Saturday, September 27, 2008

Our New Poem.

It's recommended in the book, What Your Fifth Grader Needs to Know, ed. by E.D. Hirsch. It's in The Harp and Laurel Wreath, ed. by Laura M. Berquist twice--once in the selections for the Grammar stage child and once for Rhetoric.

We need something silly. Something funny. Something different.

Jabberwocky it is!

I have bad memories associated with this poem, however. I first saw it on an English test in Grade eight or nine. We were given a stanza and asked to pick out the parts of speech! The what? And what on Earth were all these strange words? What was this thing, anyway?

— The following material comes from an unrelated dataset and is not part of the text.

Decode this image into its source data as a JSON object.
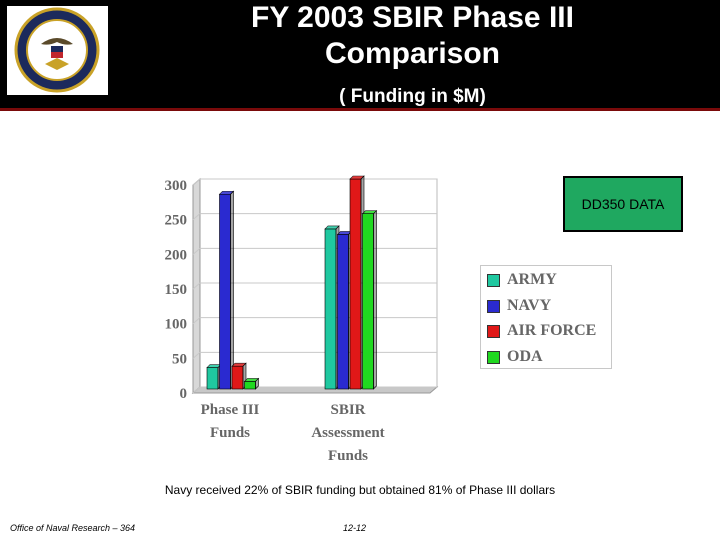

I remember the teacher was shocked. Had we never done parts of speech before? "Surely, you've been taught grammar?" she may have cried. It seems to me she may have missed the point. Most of us had never heard of Lewis Carroll!


JABBERWOCKY
By Lewis Carroll


‘Twas brillig, and the slithy toves
Did gyre and gimble in the wabe:
All mimsy were the borogoves,
And the mome raths outgrabe.


"Beware the Jabberwock, my son!
The jaws that bite, the claws that catch!
Beware the Jubjub bird, and shun
The frumious Bandersnatch!"


He took his vorpal sword in hand:
Long time the manxome foe he sought --
So rested he by the Tumtum tree,
And stood awhile in thought.


And, as in uffish thought he stood,
The Jabberwock, with eyes of flame,
Came whiffling through the tulgey wood,
And burbled as it came!


One, two! One, two! And through and through
The vorpal blade went snicker-snack!
He left it dead, and with its head
He went galumphing back.


"And, has thou slain the Jabberwock?
Come to my arms, my beamish boy!
O frabjous day! Callooh! Callay!'
He chortled in his joy.


`Twas brillig, and the slithy toves
Did gyre and gimble in the wabe;
All mimsy were the borogoves,
And the mome raths outgrabe.


(from Through the Looking-Glass and What Alice Found There, 1872)

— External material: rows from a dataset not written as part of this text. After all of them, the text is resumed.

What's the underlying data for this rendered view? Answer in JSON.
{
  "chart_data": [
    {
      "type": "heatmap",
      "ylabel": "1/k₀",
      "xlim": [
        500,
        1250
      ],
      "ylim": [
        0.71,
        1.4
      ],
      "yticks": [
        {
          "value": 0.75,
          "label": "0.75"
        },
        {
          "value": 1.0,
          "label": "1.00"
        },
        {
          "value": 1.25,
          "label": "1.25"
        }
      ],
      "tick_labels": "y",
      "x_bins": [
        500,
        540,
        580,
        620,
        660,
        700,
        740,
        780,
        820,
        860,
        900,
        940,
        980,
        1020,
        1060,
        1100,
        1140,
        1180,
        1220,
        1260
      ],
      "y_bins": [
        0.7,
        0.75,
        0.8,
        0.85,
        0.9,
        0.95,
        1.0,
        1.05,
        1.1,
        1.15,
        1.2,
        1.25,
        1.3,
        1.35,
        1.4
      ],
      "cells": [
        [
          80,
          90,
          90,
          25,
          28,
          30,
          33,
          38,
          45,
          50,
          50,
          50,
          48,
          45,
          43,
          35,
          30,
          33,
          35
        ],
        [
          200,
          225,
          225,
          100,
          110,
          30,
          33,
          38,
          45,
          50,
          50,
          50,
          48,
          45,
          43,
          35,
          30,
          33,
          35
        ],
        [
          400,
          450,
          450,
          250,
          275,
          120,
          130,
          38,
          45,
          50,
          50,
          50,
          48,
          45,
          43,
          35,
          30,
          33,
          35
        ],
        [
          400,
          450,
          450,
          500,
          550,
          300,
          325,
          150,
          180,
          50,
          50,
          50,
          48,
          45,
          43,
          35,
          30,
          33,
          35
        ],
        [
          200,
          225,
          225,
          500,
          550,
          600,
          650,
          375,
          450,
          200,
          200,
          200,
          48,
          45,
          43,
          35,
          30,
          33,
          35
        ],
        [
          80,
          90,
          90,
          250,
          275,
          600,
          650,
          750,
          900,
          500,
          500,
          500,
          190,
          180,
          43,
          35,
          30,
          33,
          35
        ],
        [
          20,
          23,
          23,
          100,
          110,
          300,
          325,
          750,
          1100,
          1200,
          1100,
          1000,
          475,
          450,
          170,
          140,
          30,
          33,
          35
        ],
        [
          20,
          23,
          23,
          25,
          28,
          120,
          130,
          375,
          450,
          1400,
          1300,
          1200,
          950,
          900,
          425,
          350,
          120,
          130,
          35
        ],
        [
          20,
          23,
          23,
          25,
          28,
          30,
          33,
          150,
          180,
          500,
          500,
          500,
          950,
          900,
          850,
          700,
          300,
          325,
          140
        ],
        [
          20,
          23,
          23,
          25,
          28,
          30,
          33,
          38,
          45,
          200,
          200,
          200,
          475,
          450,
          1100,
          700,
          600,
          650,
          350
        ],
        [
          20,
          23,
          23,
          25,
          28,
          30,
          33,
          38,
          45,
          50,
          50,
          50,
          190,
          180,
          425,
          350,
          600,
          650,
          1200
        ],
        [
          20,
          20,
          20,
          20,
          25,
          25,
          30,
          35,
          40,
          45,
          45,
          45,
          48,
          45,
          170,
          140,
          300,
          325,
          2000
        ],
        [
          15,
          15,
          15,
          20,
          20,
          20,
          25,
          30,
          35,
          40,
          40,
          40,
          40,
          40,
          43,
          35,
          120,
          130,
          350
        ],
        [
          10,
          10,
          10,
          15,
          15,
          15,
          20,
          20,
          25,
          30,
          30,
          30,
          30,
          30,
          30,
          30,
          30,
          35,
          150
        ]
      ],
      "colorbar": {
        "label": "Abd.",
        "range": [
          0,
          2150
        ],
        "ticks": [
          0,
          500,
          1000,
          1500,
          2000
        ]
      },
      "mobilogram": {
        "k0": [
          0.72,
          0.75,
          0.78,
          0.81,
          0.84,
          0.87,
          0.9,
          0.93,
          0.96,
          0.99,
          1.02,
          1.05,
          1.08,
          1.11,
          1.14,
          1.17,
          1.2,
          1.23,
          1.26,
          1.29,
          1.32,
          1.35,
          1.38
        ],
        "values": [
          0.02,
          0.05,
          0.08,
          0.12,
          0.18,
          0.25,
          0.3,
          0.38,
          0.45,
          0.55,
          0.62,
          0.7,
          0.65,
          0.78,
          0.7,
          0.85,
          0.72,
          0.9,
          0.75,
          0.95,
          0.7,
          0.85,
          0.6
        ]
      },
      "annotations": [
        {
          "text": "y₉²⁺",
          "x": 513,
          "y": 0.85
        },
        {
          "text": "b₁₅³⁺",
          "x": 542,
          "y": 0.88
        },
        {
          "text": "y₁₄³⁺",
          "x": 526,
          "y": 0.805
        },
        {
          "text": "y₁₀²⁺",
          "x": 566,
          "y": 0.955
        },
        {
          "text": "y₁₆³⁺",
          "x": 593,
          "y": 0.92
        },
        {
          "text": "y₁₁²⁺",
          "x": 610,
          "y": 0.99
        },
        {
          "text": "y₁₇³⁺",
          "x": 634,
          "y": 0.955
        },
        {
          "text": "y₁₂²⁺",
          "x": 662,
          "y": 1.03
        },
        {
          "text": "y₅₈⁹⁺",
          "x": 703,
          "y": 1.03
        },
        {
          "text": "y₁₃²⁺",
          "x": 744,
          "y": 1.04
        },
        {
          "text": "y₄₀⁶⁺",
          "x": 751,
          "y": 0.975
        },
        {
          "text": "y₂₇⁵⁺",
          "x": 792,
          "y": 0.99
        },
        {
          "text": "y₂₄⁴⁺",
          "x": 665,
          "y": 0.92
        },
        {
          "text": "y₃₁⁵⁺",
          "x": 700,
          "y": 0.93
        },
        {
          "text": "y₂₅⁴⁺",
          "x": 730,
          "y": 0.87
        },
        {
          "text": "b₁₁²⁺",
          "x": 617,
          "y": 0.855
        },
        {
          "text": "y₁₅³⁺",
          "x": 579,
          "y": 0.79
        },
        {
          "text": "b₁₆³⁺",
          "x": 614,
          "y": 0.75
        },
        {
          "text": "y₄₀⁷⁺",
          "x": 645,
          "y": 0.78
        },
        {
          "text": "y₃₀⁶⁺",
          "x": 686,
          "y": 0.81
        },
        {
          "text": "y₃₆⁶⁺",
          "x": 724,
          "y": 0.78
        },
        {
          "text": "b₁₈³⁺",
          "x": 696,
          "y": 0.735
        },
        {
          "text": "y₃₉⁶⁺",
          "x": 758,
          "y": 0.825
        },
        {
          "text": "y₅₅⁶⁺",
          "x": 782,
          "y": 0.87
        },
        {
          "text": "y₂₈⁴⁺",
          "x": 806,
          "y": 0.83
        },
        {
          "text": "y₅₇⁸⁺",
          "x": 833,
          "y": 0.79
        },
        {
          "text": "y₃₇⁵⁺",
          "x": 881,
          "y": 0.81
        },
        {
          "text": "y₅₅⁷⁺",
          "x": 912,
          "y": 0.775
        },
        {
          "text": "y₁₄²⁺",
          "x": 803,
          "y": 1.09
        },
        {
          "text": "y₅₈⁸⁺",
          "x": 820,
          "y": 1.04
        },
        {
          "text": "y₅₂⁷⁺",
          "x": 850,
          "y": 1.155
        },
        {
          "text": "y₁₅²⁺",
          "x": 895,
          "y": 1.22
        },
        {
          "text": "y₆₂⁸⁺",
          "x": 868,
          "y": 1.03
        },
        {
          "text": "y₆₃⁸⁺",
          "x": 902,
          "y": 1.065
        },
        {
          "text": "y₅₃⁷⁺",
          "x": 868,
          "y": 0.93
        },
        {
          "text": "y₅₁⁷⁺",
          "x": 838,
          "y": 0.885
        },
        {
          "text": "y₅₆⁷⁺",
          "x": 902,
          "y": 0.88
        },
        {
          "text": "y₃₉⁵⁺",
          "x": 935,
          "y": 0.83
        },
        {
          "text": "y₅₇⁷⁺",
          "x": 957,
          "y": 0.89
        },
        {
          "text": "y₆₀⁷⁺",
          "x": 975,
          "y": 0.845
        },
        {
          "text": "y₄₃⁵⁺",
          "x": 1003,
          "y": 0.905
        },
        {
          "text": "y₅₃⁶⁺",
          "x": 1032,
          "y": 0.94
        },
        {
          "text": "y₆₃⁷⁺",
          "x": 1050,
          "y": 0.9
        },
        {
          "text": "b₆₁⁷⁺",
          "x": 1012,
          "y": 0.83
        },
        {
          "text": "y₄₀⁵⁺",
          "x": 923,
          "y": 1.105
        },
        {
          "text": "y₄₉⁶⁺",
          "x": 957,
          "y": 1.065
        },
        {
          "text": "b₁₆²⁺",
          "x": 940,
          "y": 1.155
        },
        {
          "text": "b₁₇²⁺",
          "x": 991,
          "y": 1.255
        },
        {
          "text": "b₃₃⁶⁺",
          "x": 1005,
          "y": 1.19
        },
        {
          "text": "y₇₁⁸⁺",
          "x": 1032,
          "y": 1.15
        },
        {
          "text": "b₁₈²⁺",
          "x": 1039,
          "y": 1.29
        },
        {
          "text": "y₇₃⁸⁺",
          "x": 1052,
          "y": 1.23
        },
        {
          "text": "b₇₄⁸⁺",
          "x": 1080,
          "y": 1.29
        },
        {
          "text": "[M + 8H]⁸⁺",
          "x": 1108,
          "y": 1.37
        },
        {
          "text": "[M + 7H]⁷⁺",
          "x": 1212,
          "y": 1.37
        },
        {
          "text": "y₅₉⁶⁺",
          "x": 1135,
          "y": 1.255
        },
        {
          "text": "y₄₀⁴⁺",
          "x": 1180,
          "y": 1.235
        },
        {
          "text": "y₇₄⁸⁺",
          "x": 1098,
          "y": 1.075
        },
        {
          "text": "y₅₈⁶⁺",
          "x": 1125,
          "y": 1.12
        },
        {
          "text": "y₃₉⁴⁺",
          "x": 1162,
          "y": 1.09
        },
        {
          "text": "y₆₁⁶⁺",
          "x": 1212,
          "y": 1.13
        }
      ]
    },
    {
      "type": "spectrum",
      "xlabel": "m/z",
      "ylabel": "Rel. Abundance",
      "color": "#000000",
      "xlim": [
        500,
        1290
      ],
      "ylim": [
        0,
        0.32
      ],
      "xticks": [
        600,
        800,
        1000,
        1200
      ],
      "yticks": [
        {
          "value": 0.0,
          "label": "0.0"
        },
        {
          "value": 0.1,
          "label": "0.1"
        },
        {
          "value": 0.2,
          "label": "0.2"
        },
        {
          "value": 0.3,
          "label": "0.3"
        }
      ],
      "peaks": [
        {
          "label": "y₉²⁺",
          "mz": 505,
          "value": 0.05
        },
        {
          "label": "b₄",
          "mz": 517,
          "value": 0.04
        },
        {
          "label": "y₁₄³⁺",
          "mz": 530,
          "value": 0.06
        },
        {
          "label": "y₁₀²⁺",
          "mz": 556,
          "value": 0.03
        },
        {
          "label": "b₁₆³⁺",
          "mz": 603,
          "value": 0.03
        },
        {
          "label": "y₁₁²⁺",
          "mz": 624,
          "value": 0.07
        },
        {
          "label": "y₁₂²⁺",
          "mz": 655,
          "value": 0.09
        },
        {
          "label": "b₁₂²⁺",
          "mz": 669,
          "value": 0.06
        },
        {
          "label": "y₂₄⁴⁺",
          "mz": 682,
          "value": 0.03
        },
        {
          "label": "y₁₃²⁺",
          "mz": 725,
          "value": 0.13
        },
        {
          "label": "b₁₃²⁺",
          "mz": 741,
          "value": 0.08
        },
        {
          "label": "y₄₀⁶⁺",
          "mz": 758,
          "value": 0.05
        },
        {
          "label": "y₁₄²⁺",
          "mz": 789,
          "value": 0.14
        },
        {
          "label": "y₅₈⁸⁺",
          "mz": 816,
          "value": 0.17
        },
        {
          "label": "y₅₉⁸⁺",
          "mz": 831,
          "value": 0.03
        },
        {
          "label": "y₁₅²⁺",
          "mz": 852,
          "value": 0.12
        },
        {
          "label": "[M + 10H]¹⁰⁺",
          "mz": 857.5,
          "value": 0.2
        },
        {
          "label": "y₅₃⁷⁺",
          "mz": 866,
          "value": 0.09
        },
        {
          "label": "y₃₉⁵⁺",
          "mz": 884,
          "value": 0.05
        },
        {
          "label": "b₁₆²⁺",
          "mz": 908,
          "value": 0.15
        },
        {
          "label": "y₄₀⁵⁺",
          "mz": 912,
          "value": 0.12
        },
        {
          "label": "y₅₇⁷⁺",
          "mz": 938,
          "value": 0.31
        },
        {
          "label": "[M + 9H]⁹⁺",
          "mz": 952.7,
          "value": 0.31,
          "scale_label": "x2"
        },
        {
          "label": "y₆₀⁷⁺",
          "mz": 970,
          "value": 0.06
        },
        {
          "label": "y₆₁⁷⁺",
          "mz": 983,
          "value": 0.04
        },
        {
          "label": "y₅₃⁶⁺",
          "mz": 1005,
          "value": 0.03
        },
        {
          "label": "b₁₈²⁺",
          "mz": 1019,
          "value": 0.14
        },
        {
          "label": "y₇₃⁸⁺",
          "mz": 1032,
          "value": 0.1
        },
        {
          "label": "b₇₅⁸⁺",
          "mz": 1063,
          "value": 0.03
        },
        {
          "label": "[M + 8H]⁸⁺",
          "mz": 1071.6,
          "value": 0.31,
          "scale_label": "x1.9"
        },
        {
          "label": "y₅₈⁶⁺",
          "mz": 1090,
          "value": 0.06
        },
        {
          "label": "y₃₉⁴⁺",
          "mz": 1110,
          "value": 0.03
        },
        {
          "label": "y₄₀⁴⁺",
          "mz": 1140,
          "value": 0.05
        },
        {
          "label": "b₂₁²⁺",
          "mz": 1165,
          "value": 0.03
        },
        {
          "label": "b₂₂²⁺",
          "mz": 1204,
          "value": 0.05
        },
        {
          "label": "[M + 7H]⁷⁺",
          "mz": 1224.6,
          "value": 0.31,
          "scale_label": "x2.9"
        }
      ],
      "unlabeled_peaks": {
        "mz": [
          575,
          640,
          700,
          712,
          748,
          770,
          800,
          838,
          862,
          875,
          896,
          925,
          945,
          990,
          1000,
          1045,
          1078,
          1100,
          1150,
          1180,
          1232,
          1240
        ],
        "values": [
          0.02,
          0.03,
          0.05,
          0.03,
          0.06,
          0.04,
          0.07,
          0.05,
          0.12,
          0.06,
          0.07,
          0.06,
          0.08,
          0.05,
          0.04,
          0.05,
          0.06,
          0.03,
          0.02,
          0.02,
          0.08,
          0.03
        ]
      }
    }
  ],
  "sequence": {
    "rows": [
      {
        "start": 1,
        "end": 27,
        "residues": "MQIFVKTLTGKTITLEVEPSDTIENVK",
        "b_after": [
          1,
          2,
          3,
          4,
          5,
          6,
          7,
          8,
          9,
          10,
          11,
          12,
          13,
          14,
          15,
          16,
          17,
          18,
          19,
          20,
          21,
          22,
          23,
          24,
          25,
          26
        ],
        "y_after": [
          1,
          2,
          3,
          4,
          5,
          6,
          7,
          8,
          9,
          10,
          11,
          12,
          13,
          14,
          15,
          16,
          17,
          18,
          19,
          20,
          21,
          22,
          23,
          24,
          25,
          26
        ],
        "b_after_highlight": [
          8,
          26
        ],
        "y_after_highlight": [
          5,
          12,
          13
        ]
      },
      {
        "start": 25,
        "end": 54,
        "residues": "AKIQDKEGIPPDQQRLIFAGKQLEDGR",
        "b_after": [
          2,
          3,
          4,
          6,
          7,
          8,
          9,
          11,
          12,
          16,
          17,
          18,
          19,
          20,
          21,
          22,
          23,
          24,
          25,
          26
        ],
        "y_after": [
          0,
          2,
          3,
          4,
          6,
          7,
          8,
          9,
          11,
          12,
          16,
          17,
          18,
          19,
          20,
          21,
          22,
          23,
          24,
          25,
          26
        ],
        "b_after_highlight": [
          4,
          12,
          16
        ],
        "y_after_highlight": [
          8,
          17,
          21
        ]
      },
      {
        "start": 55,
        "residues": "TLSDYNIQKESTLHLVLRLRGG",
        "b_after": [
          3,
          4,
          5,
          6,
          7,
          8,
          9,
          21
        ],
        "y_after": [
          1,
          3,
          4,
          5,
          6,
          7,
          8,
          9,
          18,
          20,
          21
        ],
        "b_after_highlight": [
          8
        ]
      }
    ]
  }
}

PS: In the Rhetoric section, Berquist suggests parsing or diagramming the first verse.

5 comments:

drwende said...

You'd never encountered Lewis Carroll by 9th grade? No wonder you aren't impressed with public schools!

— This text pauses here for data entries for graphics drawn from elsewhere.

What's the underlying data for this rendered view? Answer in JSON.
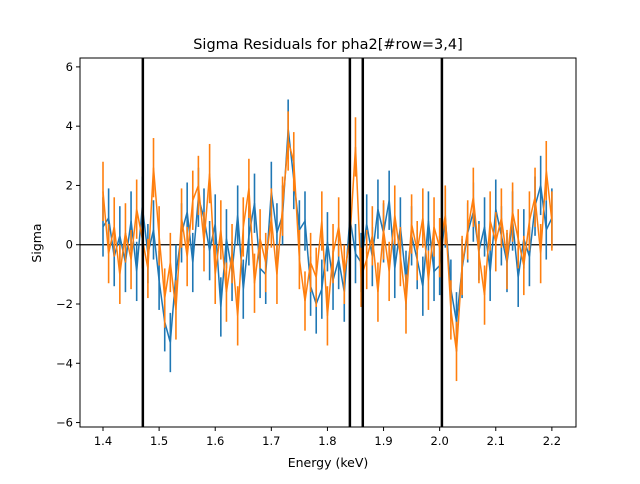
{
  "chart_data": {
    "type": "line",
    "title": "Sigma Residuals for pha2[#row=3,4]",
    "xlabel": "Energy (keV)",
    "ylabel": "Sigma",
    "xlim": [
      1.359,
      2.243
    ],
    "ylim": [
      -6.15,
      6.3
    ],
    "xticks": [
      "1.4",
      "1.5",
      "1.6",
      "1.7",
      "1.8",
      "1.9",
      "2.0",
      "2.1",
      "2.2"
    ],
    "yticks": [
      "−6",
      "−4",
      "−2",
      "0",
      "2",
      "4",
      "6"
    ],
    "grid": false,
    "error_bars": "±1 sigma",
    "x": [
      1.4,
      1.41,
      1.42,
      1.43,
      1.44,
      1.45,
      1.46,
      1.47,
      1.48,
      1.49,
      1.5,
      1.51,
      1.52,
      1.53,
      1.54,
      1.55,
      1.56,
      1.57,
      1.58,
      1.59,
      1.6,
      1.61,
      1.62,
      1.63,
      1.64,
      1.65,
      1.66,
      1.67,
      1.68,
      1.69,
      1.7,
      1.71,
      1.72,
      1.73,
      1.74,
      1.75,
      1.76,
      1.77,
      1.78,
      1.79,
      1.8,
      1.81,
      1.82,
      1.83,
      1.84,
      1.85,
      1.86,
      1.87,
      1.88,
      1.89,
      1.9,
      1.91,
      1.92,
      1.93,
      1.94,
      1.95,
      1.96,
      1.97,
      1.98,
      1.99,
      2.0,
      2.01,
      2.02,
      2.03,
      2.04,
      2.05,
      2.06,
      2.07,
      2.08,
      2.09,
      2.1,
      2.11,
      2.12,
      2.13,
      2.14,
      2.15,
      2.16,
      2.17,
      2.18,
      2.19,
      2.2
    ],
    "series": [
      {
        "color": "#1f77b4",
        "values": [
          0.6,
          0.9,
          -0.4,
          0.3,
          -0.6,
          0.8,
          -0.9,
          1.3,
          -0.3,
          0.5,
          -1.2,
          -2.6,
          -3.3,
          -1.0,
          0.4,
          1.1,
          -0.6,
          1.6,
          0.9,
          -0.2,
          0.7,
          -2.1,
          0.2,
          -0.9,
          1.0,
          -1.5,
          0.3,
          1.4,
          -0.8,
          -1.0,
          1.8,
          0.4,
          1.0,
          3.9,
          2.2,
          0.5,
          0.8,
          -1.4,
          -2.0,
          -1.5,
          0.1,
          -1.2,
          -0.5,
          -1.6,
          0.9,
          -0.3,
          -0.6,
          0.7,
          -0.4,
          1.2,
          0.4,
          1.5,
          -0.8,
          0.6,
          -1.2,
          0.3,
          -0.5,
          -1.4,
          0.8,
          -0.9,
          -0.7,
          0.9,
          -1.5,
          -2.6,
          -0.8,
          0.4,
          1.1,
          -0.2,
          0.6,
          -0.9,
          1.2,
          0.3,
          -0.6,
          0.8,
          -1.1,
          0.2,
          -0.4,
          1.3,
          2.0,
          0.5,
          0.9
        ]
      },
      {
        "color": "#ff7f0e",
        "values": [
          1.8,
          -0.3,
          0.6,
          -1.0,
          0.4,
          -0.5,
          1.2,
          0.2,
          -0.8,
          2.6,
          0.3,
          -1.8,
          -0.6,
          -2.2,
          0.9,
          -0.4,
          1.5,
          2.0,
          0.1,
          2.4,
          -1.0,
          0.5,
          -1.6,
          -0.3,
          -2.4,
          0.6,
          1.9,
          -1.3,
          0.2,
          -0.6,
          0.9,
          -1.0,
          1.3,
          3.5,
          2.8,
          -0.5,
          -1.9,
          -0.6,
          -1.1,
          0.8,
          -2.4,
          -0.3,
          0.6,
          -1.0,
          0.2,
          3.3,
          -1.1,
          -0.5,
          0.3,
          -1.6,
          0.5,
          -0.9,
          1.0,
          -0.4,
          -2.0,
          0.7,
          -0.2,
          0.9,
          -1.2,
          0.6,
          -0.1,
          1.0,
          -2.2,
          -3.6,
          -0.7,
          0.5,
          1.6,
          -0.3,
          -1.7,
          0.8,
          0.1,
          0.9,
          -0.5,
          1.1,
          0.2,
          -0.7,
          0.8,
          1.6,
          -0.3,
          2.5,
          0.8
        ]
      }
    ],
    "vertical_lines": [
      1.471,
      1.84,
      1.863,
      2.004
    ],
    "horizontal_lines": [
      0
    ]
  }
}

When I was in kindergarten, I memorized that poem; my mother and I used to recite it in the car, with great dramatic gusto.

Your homeschooling essay reminds me -- obviously, I wasn't homeschooled, but my parents *did* a lot of the at-home education things (reading together, including me in adult activities so I'd learn, etc.), and I don't really have a point, but this ought to make me wonder something. Feel free to suggest what.

scb said...

I love that poem! (I love strange words... I also love the poetry of Gerard Manley Hopkins, who does weird things with language and rhythm, but he's definitely not fifth-grader material).

How about another Lewis Carroll "You are old, Father William"... It's fun, too.

scb said...

P.S. Parsing, or diagramming a poem -- one sure way to kill any enjoyment of poetry, in my humble opinion.

Memorizing, reciting (and learning about emphasis, and making the meaning come out in your voice), learning about symbolism, painting word pictures, these are all good things -- but parsing? Shudder.

scb said...

Here's a link to "you are old, Father William"... http://rpo.library.utoronto.ca/poem/444.html

Also, if you can find (in the library?) old copies of The Canadian Children's Annual, it has some good stuff in it. I think your son (probably your daughter, too) would enjoy my aunt's poem "Mosquito in the Cabin" which is in one of the Annuals. It's also in an out of print book called "Til All the Stars have Fallen", which has a lot of Canadian poems, as well. In case you're interested.

Alana in Canada said...

How wonderful your Aunt wrote a poem which was published. I'm afraid the chances of the library carrying a copy of The Children's Own Annual are slim. They don't keep oop books.

Wende--I'm not sure where your thoughts are going--but keep having them! There is a corrolory to Hs it's called "afterschooling."